Fancy Madge having spent 30 years to get the definitive answer!

Fascinating.

What it doesn't explain is why on earth the new borough's name was Haringey. It's confused with Harringay; it's the origin of Hornsey; it only references Tottenham to the extent of the old boundary overlap in Harringay; and it doesn't reference the old borough of Wood Green at all. If Madge had lived a few more decades, he could have put them right. I'd have chosen "Turnpike" as being at the tripoint of the three previous boroughs  

As to the Middlesex accent aspect, we had two accents: one to talk wiv yer mates and the other to speak to older people. In the latter case  quite an accent was still discernible, noted when the daughter of Mum's German friend came over for a holiday in the late fifties,  Hardly yet a teenager, I was detailed to show her round central London. We stopped off at a Lyons Tea Room and I asked her if she wanted a piece of cake, What is "cike", she asked!  At work in central London in the '60s, I could often distinguish between east, north, west and south Londoners by their speech.  In retirement, my accent has shown distinct tinges of reversion to 'Ornseyish!

"Heringes-hege in Old English means the enclosure of "Hering"  Actually, I have always thought that it is a three-part name: the enclosure of Her's people. Actually, no, I've only just dreamed it up! What prompted this mischief is that my nearby town of Reading is derived from Reada's Inga -- the people of Reada. A quick silver-surf shows that inga[s]/ people is a very common placename element so, hey, maybe it's not such a loopy notion of Her's Ingas Hege ;-)

You'll have to clarify your last sentence to this ignoramus, Hugh. If I google Glover's meringues I get recipes. And I have no idea what FF stands for.

Ken - I loved the two accents story.  I once offered a friend, who spoke in received pronunciation, a piece of cake.  "Ah" she said, mocking, "coike".  It's not "coike"  I replied, "It's cike."   Nice to know someone else can get it right!   And yes, once we could tell the difference between a north and a south London accent.  All gone, sadly,

And where I'm from Geraldine, it's neither "coike" nor "cike", it's "kake".

Madge must have been a woman of infinite patience and curiosity.

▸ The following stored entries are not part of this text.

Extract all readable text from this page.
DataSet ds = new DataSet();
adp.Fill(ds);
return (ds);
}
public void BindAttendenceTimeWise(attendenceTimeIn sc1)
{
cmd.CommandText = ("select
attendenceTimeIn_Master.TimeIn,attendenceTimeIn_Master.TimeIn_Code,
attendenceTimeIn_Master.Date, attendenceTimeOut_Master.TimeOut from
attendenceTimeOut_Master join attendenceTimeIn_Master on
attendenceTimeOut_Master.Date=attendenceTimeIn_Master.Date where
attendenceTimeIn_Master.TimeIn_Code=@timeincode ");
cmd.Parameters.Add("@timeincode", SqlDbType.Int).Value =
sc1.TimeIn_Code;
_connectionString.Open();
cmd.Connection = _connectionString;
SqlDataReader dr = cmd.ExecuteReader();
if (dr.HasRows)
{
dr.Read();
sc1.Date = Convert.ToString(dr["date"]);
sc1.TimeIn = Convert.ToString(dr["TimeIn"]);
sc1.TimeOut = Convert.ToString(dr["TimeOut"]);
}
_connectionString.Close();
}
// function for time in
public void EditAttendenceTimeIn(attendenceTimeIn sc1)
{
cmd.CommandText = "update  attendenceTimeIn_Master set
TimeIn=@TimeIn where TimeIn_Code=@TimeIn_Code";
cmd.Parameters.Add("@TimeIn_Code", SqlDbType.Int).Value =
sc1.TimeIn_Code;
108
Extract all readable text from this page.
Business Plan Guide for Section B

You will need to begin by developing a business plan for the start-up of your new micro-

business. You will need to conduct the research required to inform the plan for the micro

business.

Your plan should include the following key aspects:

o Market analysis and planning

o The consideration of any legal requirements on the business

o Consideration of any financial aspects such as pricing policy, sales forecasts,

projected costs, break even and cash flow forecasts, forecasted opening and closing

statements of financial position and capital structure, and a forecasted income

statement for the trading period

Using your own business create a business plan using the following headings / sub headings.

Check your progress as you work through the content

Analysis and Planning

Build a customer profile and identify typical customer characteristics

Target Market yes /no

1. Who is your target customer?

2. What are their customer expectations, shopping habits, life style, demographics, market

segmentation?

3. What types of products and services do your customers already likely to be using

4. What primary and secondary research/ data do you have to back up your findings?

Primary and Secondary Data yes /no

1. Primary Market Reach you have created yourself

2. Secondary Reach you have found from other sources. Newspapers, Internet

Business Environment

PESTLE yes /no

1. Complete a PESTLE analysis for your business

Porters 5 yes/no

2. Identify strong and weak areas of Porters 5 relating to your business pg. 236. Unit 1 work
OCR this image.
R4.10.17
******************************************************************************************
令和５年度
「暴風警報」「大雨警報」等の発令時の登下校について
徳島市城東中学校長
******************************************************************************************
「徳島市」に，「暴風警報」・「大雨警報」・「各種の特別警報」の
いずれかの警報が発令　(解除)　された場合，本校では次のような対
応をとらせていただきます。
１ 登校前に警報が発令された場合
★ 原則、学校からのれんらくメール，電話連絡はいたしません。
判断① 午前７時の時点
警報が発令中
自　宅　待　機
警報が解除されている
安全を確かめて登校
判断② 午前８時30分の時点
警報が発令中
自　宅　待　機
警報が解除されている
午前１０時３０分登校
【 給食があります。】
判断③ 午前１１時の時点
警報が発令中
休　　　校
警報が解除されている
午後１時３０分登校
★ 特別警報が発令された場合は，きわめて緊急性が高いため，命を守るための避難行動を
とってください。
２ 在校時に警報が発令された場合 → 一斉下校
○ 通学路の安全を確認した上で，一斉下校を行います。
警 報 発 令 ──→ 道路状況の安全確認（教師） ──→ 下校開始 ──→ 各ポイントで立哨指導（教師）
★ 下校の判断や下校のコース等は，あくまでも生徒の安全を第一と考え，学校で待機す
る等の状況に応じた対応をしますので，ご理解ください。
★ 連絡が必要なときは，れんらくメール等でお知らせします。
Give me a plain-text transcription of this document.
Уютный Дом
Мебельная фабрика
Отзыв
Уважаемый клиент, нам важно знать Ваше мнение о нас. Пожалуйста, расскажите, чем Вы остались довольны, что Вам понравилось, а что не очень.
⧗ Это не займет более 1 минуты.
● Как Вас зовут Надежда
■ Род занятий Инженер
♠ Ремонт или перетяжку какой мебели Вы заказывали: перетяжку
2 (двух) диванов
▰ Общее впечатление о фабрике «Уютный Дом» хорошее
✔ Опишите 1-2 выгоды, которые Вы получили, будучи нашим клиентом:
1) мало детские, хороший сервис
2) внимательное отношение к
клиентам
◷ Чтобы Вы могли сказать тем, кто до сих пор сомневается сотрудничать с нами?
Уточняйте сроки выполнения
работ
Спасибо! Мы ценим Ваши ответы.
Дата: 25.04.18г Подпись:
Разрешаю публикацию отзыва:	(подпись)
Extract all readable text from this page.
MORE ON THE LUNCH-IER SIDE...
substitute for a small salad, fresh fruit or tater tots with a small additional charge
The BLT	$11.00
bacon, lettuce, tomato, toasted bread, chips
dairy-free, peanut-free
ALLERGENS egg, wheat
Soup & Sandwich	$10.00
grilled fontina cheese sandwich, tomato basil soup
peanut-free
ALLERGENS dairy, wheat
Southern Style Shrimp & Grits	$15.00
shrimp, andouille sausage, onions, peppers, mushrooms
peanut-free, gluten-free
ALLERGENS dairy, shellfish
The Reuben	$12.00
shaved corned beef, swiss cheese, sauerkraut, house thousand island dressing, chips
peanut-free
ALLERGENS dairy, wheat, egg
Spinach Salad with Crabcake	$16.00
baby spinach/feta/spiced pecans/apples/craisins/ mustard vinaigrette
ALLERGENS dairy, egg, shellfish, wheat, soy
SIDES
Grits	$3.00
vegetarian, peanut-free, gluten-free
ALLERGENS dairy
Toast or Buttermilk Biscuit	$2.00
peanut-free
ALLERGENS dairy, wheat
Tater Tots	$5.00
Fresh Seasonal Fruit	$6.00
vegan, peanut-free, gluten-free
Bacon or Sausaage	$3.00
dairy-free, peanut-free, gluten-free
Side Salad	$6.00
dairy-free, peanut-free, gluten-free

Haringey was chosen because it was the oldest recorded form. Hornsey Borough had long opted for that spelling over the one preferred by locals. Daft of course: they should just have gone with common usage. But it wasn’t that long ago we had a repeat performance. A decade ago, the Haringey cabinet member responsible for such things insisted that there was no such neighbourhood as Harringay. “Harringay”, she said “is only a ward. The area is called Green Lanes”.

Forget Meringue and Glover. They were accidentally copied over. 

Madge was quite a Hornsey histoaain, wasn't he! He wrote at least three books, the ones I know of are:

Origin of the name of Hornsey : an introduction to The early records of Harringay alias Hornsey. Published in 1936, which you quote from above.  Also

The early records of Harringay alias Hornsey : from prehistoric times to 1216 A.D. Published in 1938; and

The mediæval records of Harringay alias Hornsey from 1216 to 1307 : with a list of ecclesiastical administrators prior to 1500. Published in 1939.